Sono numerosissimi gli stranieri che in età scolare entrano nelle scuole italiane, spesso con diverse difficoltà soprattutto legate alla lingua poco conosciuta o peggio mai parlata. Si tratta di difficoltà tangibili, non solo legate alla semplice comprensione ma anche all’avvicinamento di culture spesso molto diverse, che si dovrebbero avvicinare, ma che in realtà purtroppo si allontanano dietro barriere razziali neanche troppo velate!

Allo stato attuale in Italia non esiste un vero e proprio piano nazionale per fronteggiare tutti i problemi legati all’immigrazione, in maniera strutturata e sistematica.
In alcuni scuole di periferia il problema legato all’inserimento di ragazzi stranieri si fa più forte, ad esempio nei quartieri come Quarto Oggiaro a Milano, dove come in altre scuole periferiche, le difficoltà evidenziate sono moltissime. Casi di risse quotidiane, insulti, sberle, baruffe tra gruppi etnici diversi, il tutto dal primo anno di medie!
Dalle interviste fatte dai giornalisti alla tv, in queste scuole emerge difficoltà ad accettare i marocchini, i cinesi perché “puzzano”, i rumeni perché sono “sporchi” i  rom perché “rubano”.
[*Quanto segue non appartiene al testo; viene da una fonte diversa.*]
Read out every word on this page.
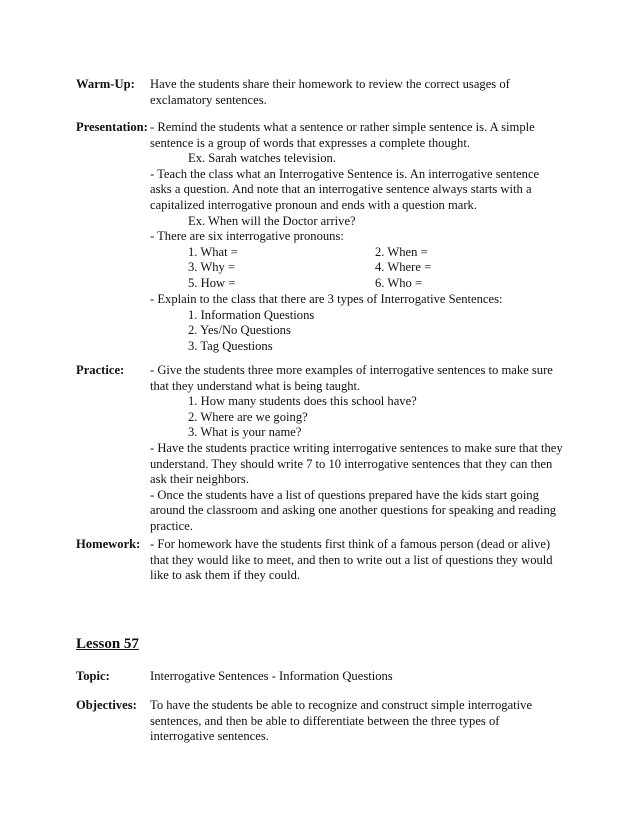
Warm-Up: Have the students share their homework to review the correct usages of
exclamatory sentences.
Presentation: - Remind the students what a sentence or rather simple sentence is. A simple
sentence is a group of words that expresses a complete thought.
Ex. Sarah watches television.
- Teach the class what an Interrogative Sentence is. An interrogative sentence
asks a question. And note that an interrogative sentence always starts with a
capitalized interrogative pronoun and ends with a question mark.
Ex. When will the Doctor arrive?
- There are six interrogative pronouns:
1. What =	2. When =
3. Why =	4. Where =
5. How =	6. Who =
- Explain to the class that there are 3 types of Interrogative Sentences:
1. Information Questions
2. Yes/No Questions
3. Tag Questions
Practice: - Give the students three more examples of interrogative sentences to make sure
that they understand what is being taught.
1. How many students does this school have?
2. Where are we going?
3. What is your name?
- Have the students practice writing interrogative sentences to make sure that they
understand. They should write 7 to 10 interrogative sentences that they can then
ask their neighbors.
- Once the students have a list of questions prepared have the kids start going
around the classroom and asking one another questions for speaking and reading
practice.
Homework: - For homework have the students first think of a famous person (dead or alive)
that they would like to meet, and then to write out a list of questions they would
like to ask them if they could.
Lesson 57
Topic:	Interrogative Sentences - Information Questions
Objectives: To have the students be able to recognize and construct simple interrogative
sentences, and then be able to differentiate between the three types of
interrogative sentences.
I docenti attuano diverse strategie, come ad esempio non lasciare fissi i posti di banco in classe, ma far “girare” i ragazzi, in questo modo si facilita la conoscenza del nuovo vicino di banco e si superano meglio gli ostacoli.
Certamente a questi ragazzi stranieri non fa bene il peso di sentirsi “diversi” o ancor peggio ghettizzati.
Il razzismo può essere presente in tante maniere, spesso magari subdole. Gli stessi professori ne sono consapevoli, ma non tutti se la sentono di combatterlo, di investire delle energie, oltre le tante già spese nelle ore scolastiche.

Il razzismo è  un fenomeno legato all’aumento di ragazzi stranieri
che in questi ultimi dieci anni hanno avuto accesso alla scuola italiana. Oggi, rispetto a 10 anni fa, uno studente su 14 è straniero, i ragazzi stranieri nelle scuole sono più di 700.000, contro i 120.000 di 10 anni fa.



I ragazzi sentono il razzismo e lo vivono male e per alcuni diventa un vero e proprio ostacolo per la carriera scolastica, per la propria autostima, e il danno può diventare irreparabile se il problema non viene fronteggiato in maniera adeguata.
Quindi cari genitori, cerchiamo anche noi di aprire gli occhi, ascoltare di più i nostri ragazzi e fare il possibile per superare delle barrire che diversamente potrebbero diventare invalicabili e gettare benzina su fuochi già fin troppo accesi!